Tout indique que le principal enjeu de cette visite n’était pas l’Ukraine, mais la formation d’un nouveau centre de gravité dont les deux plus grandes économies de l’Amérique Latine et de l’Asie, et la Russie s’estiment capable de conduire, vient de franchir un pas de plus.
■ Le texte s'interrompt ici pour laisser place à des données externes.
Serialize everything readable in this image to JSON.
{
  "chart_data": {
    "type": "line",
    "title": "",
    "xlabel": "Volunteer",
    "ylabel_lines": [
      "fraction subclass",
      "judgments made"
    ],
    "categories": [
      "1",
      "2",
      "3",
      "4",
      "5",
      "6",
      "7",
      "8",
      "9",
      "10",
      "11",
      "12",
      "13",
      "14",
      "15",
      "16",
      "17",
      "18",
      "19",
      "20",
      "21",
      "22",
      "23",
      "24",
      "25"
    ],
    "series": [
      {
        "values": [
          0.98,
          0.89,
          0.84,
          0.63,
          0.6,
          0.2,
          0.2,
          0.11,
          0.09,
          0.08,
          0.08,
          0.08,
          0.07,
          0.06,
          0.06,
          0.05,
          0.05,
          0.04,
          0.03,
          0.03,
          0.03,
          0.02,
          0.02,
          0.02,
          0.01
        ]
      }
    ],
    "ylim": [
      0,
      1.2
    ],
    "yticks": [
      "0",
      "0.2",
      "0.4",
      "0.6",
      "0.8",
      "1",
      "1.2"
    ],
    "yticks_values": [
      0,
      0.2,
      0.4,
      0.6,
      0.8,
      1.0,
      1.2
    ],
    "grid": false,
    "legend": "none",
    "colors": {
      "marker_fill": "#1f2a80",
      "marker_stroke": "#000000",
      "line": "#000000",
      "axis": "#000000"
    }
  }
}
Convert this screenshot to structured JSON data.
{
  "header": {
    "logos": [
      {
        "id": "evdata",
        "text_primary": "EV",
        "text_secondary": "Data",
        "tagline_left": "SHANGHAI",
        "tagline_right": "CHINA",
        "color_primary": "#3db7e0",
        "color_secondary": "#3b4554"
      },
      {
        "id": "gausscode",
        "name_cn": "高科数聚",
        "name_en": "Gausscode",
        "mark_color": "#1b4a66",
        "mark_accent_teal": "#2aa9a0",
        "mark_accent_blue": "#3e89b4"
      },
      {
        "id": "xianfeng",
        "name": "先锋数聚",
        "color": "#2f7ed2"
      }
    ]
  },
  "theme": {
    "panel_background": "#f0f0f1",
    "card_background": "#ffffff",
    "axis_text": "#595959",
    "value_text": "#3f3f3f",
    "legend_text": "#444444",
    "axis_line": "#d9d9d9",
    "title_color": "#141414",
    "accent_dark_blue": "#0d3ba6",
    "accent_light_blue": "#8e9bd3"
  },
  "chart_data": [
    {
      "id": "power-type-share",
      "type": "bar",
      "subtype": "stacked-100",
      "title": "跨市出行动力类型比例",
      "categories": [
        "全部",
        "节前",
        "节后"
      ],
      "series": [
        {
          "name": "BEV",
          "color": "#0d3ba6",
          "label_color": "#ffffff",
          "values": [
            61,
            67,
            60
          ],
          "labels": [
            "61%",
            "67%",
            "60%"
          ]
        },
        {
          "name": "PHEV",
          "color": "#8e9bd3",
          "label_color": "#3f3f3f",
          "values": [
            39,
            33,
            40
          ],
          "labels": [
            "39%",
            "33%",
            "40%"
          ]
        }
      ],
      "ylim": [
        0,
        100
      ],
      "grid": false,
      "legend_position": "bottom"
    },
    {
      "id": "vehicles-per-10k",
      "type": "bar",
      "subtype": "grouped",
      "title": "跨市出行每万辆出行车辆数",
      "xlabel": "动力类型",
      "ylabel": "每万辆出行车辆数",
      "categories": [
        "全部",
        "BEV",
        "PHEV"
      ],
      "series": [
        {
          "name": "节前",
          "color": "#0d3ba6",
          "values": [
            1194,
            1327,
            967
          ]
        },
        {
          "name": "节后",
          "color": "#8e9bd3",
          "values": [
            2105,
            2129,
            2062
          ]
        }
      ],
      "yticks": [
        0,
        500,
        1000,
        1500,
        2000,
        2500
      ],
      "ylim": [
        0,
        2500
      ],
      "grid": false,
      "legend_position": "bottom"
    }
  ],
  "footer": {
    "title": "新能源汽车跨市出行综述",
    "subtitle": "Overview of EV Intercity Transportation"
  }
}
Notons que la visite de Lula en Chine intervient à la veille de la tournée de Sergueï Lavrov en Amérique Latine. Le chef de la diplomatie russe est arrivé au Venezuela, deuxième étape de sa tournée latino-américaine, qui comprend également le Nicaragua et Cuba. Moscou considère l’Amérique latine comme une région « amie », avec laquelle elle entend « développer une coopération constructive, non soumise à aucun diktat de l’extérieur ». Cela a déjà été confirmé par le séjour de Lavrov au Brésil, où il a déclaré que les approches des deux pays face aux événements qui se déroulent dans le monde sont conformes. A Washington, les maître de la Maison Blanche considéraient que le Brésil « ressassait » la propagande russe et chinoise sur l’Ukraine.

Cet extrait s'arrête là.